An incisive and passionately-argued polemic, highlighting many of the themes at work in Doris Lessing’s novels, 'Prisons We Choose to Live Inside' is both a superb introduction to the thought of one on this century’s most influential writers and a brilliant dissection of the irrationalities and foibles of mankind.
‘I think when people look back at our time, they will be annoyed at one thing more than any other. It is this – that we do know more about ourselves now than people did in the past, but that very little of this knowledge has been put into effect… people to come will marvel at it, as we marvel at the blindness an inflexibility of our ancestors.’
DORIS LESSING, from 'When in the Future They Look Back on Us'
‘A major figure in twentieth-century literature, Doris Lessing’s labours and prodigious output have helped to change the way we see ourselves.’

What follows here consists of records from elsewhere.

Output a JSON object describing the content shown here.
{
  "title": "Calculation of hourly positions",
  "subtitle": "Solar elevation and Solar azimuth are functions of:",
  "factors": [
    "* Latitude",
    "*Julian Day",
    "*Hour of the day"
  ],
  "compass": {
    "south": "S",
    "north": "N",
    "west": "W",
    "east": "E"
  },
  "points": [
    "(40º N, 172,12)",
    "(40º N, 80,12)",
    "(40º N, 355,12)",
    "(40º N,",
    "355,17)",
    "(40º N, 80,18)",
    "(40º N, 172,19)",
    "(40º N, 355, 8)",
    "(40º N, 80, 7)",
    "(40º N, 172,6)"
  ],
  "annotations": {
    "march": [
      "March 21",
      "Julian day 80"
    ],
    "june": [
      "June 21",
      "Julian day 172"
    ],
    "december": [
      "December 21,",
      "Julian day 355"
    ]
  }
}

MICHÈLE ROBERTS, 'New Statesman'
Doris Lessing is one of the most important writers of the twentieth century and was awarded the Nobel Prize for Literature 2007. Her first novel, 'The Grass is Singing', was published in 1950. Among her other celebrated novels are 'The Golden Notebook', 'The Fifth Child' and 'Memoirs of a Survivor'. She has also published two volumes of her autobiography, 'Under my Skin' and 'Walking in the Shade'. Her most recent novel is 'Alfred and Emily'.